Yaitu; sebaiknya bagi kalian para suami untuk mempertahankan para istri anda meskipun anda tidak menyukainya, karena yang demikian itu terdapat kebaikan yang banyak, di antaranya sebagai bentuk pengamalan dari perintah Allah, menerima wasiat-Nya yang mengandung kebahagiaan dunia akherat.
Memaksakan diri untuk mempertahankannya –meskipun ia tidak mencintainya- termasuk mujahadatus nafs (berjihad dengan dirinya sendiri) dan akhlak yang baik. Bisa jadi nantinya kebencian akan berubah sebagai rasa cinta seperti realita yang terjadi. Dan bisa jadi keduanya dikaruniai anak yang sholeh yang akan memberikan manfaat kepada kedua orang tuanya di dunia dan akhirat.

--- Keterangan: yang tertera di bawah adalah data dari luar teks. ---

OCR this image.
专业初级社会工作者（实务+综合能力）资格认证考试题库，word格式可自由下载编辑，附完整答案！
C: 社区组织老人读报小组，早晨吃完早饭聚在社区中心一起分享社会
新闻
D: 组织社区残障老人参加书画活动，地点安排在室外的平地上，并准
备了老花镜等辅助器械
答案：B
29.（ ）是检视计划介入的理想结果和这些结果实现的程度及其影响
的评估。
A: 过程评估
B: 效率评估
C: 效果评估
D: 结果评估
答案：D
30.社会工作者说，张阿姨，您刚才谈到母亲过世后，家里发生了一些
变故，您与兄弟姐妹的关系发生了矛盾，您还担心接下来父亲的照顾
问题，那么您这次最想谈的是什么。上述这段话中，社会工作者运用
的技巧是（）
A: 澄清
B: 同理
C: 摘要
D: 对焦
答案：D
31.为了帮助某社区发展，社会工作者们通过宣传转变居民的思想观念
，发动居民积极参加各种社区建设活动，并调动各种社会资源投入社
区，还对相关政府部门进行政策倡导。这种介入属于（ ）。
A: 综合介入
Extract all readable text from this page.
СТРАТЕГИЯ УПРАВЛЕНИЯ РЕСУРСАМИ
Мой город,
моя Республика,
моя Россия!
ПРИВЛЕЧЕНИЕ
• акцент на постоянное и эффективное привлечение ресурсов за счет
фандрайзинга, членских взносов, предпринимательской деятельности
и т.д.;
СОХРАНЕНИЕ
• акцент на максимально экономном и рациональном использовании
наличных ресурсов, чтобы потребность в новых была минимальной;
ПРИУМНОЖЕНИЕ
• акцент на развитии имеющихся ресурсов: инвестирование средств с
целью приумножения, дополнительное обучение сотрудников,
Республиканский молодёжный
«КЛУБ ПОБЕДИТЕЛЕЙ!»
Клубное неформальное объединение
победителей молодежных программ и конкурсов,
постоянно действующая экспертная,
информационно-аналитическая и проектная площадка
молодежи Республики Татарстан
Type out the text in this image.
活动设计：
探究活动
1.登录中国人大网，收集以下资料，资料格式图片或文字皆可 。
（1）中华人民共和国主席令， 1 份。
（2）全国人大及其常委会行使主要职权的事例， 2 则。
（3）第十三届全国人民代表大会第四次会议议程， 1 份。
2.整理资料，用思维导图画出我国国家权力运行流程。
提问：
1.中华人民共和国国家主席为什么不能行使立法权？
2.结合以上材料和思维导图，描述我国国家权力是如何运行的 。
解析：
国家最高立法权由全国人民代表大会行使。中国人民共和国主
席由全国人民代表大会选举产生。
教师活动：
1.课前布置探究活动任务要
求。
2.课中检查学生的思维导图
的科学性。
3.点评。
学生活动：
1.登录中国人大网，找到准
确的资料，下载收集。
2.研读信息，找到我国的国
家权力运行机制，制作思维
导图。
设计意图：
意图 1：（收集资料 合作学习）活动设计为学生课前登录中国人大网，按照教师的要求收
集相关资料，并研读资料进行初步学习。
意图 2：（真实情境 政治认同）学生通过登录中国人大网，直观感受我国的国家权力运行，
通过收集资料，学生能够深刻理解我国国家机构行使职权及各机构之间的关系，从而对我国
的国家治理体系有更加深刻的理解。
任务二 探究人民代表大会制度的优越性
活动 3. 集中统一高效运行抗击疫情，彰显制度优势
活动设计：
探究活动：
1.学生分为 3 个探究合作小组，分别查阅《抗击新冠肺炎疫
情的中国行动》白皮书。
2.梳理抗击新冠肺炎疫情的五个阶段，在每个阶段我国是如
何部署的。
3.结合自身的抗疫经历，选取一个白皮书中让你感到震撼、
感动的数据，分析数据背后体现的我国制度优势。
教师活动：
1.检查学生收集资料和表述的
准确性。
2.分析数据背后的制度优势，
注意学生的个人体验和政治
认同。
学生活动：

Semua itu bisa terjadi kalau dia mempertahankannya tapi jika tidak ada sesuatu yang membahayakan.
Namun jika ternyata harus berpisah dan tidak mungkin dipertahankan lagi, maka mempertahankannya tidak lah menjadi suatu kewajiban. (Tafsir as Sa’di: 172).
Imam Muslim (1469) meriwayatkan dari Abu Hurairah –radhiyallahu ‘anhu- berkata: Rasulullah –shallallahu ‘alaihi wa sallam- bersabda:
( لَا يَفْرَكْ مُؤْمِنٌ مُؤْمِنَةً ، إِنْ كَرِهَ مِنْهَا خُلُقًا رَضِيَ مِنْهَا آخَرَ( .
“Tidaklah seorang mukmin laki-laki membenci mukmin perempuan, jika dia membencinya kareka akhlaknya maka dia akan menyetujuinya dari sisi yang lainnya”.
Imam Nawawi –rahimahullah- berkata:
“Bahwa sebaiknya hendaknya seorang suami tidak membencinya; karena jika dia mendapati akhlaknya yang dibenci, dia akan mendapatkan sisi akhlak yang lain yang diridhoinya, mungkin saja buruk akhlaknya tapi dia taat beragama, cantik, menjaga kehormatan dirinya, setia kepadanya atau yang lainnya”.
Kedua:
Jika misalnya rasa cinta di antara suami istri termasuk kewajiban satu sama lain dari keduanya, bahwa seorang suami harus mencintai istrinya dan mempunyai rasa ketergantungan kepadanya, maka dimana letak masalahnya di sini jika seorang laki-laki menikahi dua, tiga atau empat orang istri, kemudian dia mencintai mereka semuanya ?!
Apa yang menjadi halangan dalam masalah tersebut, mungkin karena pemikiran romantis dianggap hanya terjadi kepada sepasang suami istri, atau terjadi antara dua orang saja. Maksudnya rasa cinta itu tidak bisa dibagi-bagi, seakan mereka menggambarkan bahwa kekasih itu seperti Tuhan, yang tidak menerima sekutu dalam beribadah kepada-Nya ?!!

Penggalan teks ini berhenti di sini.